Wake Forest Mayor Vivian Jones, however, says the town is legally able to ban Wood from the town's nine parks and recreation facilities because authorities deemed his activity at the park on Sunday unsuitable.

"Any time that someone behaves inappropriately in our jurisdiction, we can ask them to leave," Jones said.

Two towns in North Carolina have already banned registered sex offenders from parks. Woodfin, a town near Asheville, was the first to do so three years ago. Wade, in Cumberland County, enacted a similar ordinance earlier this year.

According to court records, Wood spent 18 months in prison. He said he later moved to Tennessee, where he was required to register as a violent sex offender.

When he moved to Wake Forest last year, he tried to register as a sex offender, but says he was told he did not have to. He maintains he has done everything he's supposed to do.

"I mean, I've been keeping my nose clean.
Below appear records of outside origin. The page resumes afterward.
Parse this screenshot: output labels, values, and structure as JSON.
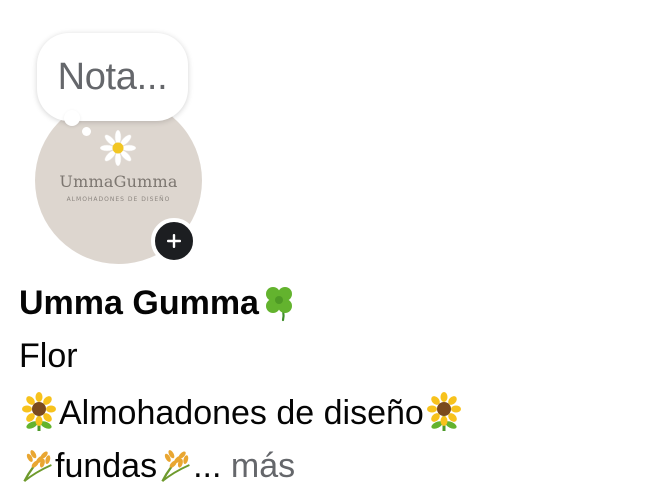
{
  "note": {
    "placeholder_text": "Nota..."
  },
  "avatar": {
    "brand_name": "UmmaGumma",
    "tagline": "ALMOHADONES DE DISEÑO",
    "background_color": "#ddd6cf"
  },
  "add_button": {
    "icon": "plus-icon"
  },
  "profile": {
    "name": "Umma Gumma",
    "name_emoji": "four-leaf-clover-icon"
  },
  "bio": {
    "line1": "Flor",
    "line2_text": "Almohadones de diseño",
    "line2_emoji": "sunflower-icon",
    "line3_text": "fundas",
    "line3_emoji": "wheat-icon",
    "ellipsis": "...",
    "more_label": "más"
  },
  "colors": {
    "primary_text": "#050505",
    "secondary_text": "#65676b",
    "button_dark": "#1c1e21"
  }
}
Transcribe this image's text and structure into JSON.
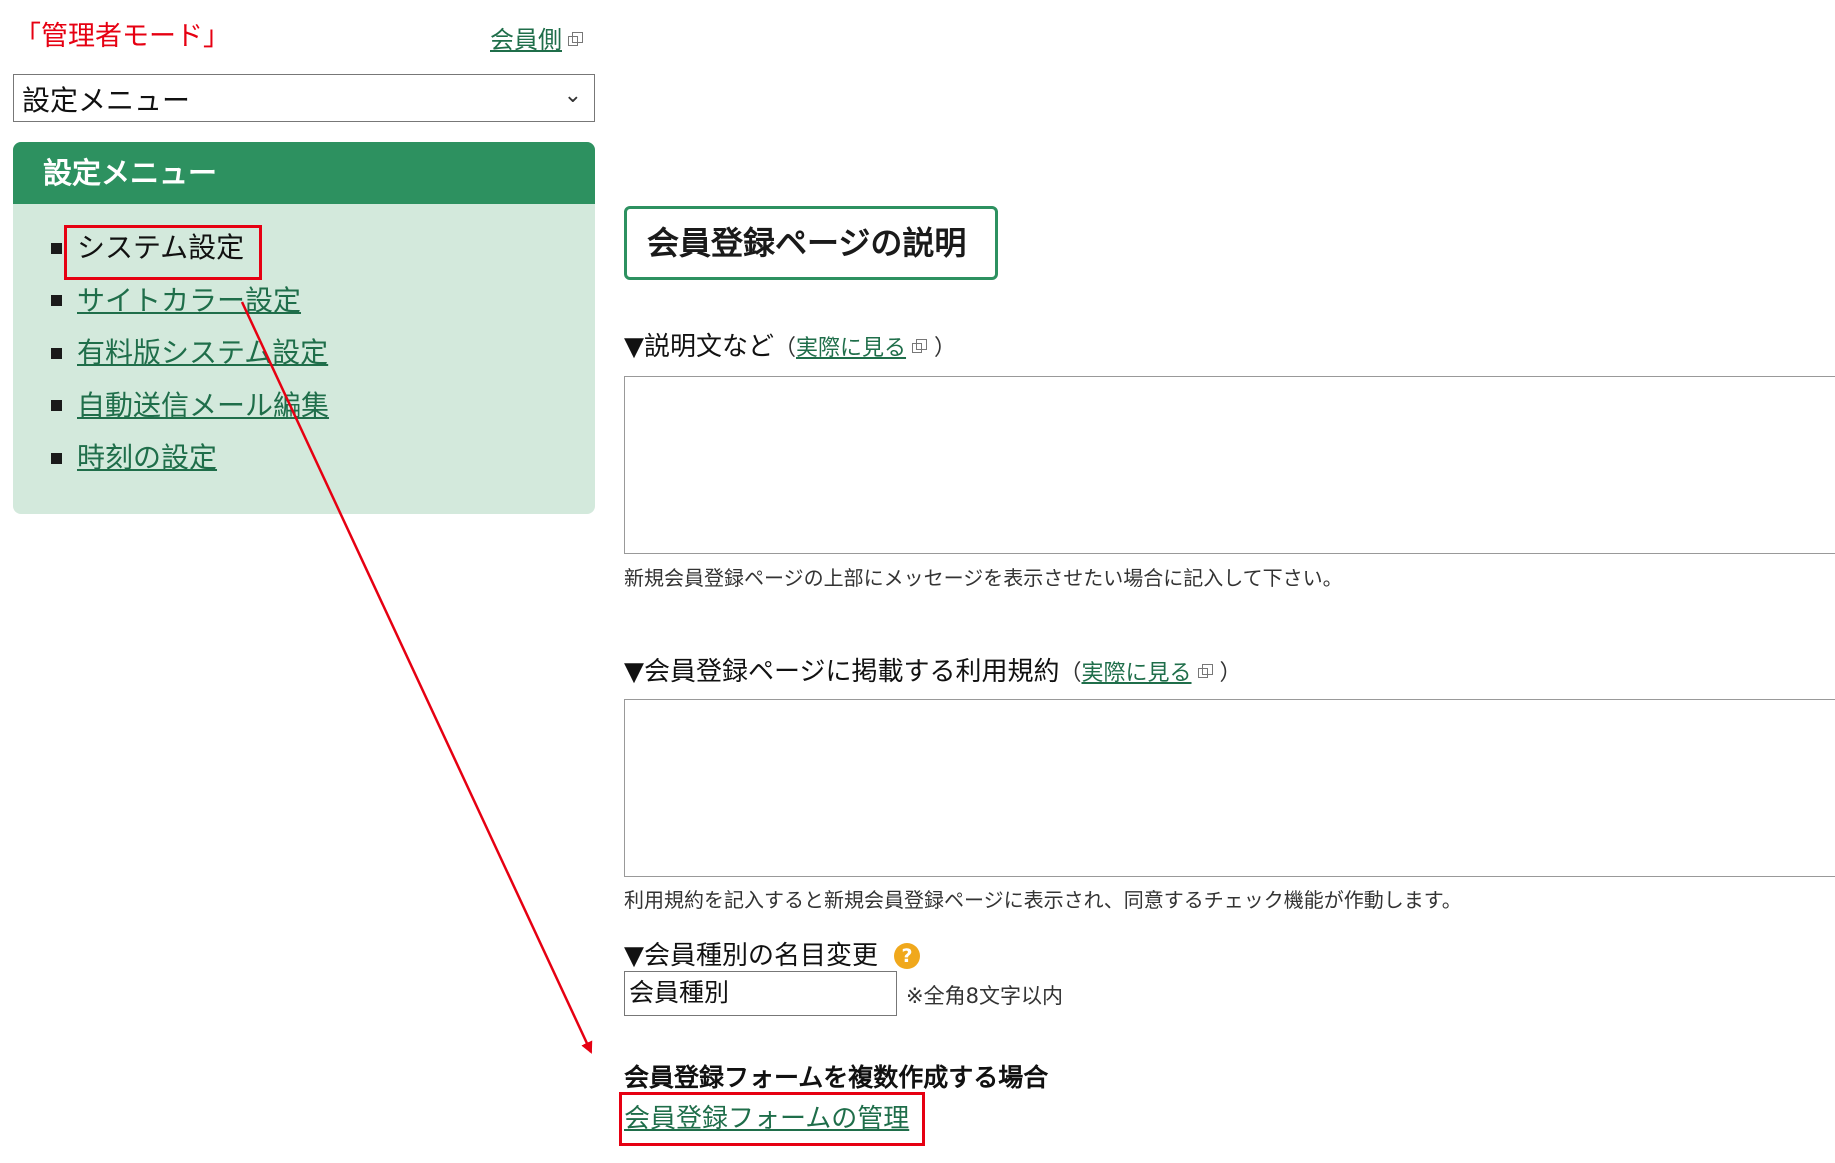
{
  "header": {
    "mode_label": "「管理者モード」",
    "member_side_link": "会員側"
  },
  "menu_select": {
    "selected": "設定メニュー"
  },
  "settings_panel": {
    "title": "設定メニュー",
    "items": [
      {
        "label": "システム設定",
        "current": true
      },
      {
        "label": "サイトカラー設定"
      },
      {
        "label": "有料版システム設定"
      },
      {
        "label": "自動送信メール編集"
      },
      {
        "label": "時刻の設定"
      }
    ]
  },
  "main": {
    "section_title": "会員登録ページの説明",
    "description": {
      "label": "▼説明文など",
      "view_link": "実際に見る",
      "hint": "新規会員登録ページの上部にメッセージを表示させたい場合に記入して下さい。"
    },
    "terms": {
      "label": "▼会員登録ページに掲載する利用規約",
      "view_link": "実際に見る",
      "hint": "利用規約を記入すると新規会員登録ページに表示され、同意するチェック機能が作動します。"
    },
    "member_type": {
      "label": "▼会員種別の名目変更",
      "value": "会員種別",
      "note": "※全角8文字以内"
    },
    "multi_form": {
      "heading": "会員登録フォームを複数作成する場合",
      "link": "会員登録フォームの管理"
    }
  },
  "colors": {
    "accent_green": "#2d9160",
    "panel_bg": "#d3e9dc",
    "link": "#1f6e4a",
    "highlight_red": "#e60012",
    "help_orange": "#f0a81c"
  }
}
I must be doing something right," he said.

Under North Carolina law, sex offenders convicted prior to 1996, when the state sex-offender registry was created, are not required to register.

That has parents who live in his neighborhood and frequent the park talking.

"A little bit more information might have been available to the parents, which would have caused a bit more caution," parent Jim Whittington said.

Jones and parents like Whittington and like Rebekah Jenks say lawmakers need to look at making sex-offender registration cover those convicted before 1996.

"I would like to know that they are all registered," Jenks said.

Jennifer Canada, a spokeswoman with the North Carolina Attorney General's Office, says the office is following developments on the federal level about making registries retroactive.

State Rep. Marilyn Avila, R-Wake, whose district covers Wake Forest, says lawmakers should look at the case closely and discuss making the sex-offender registry retroactive.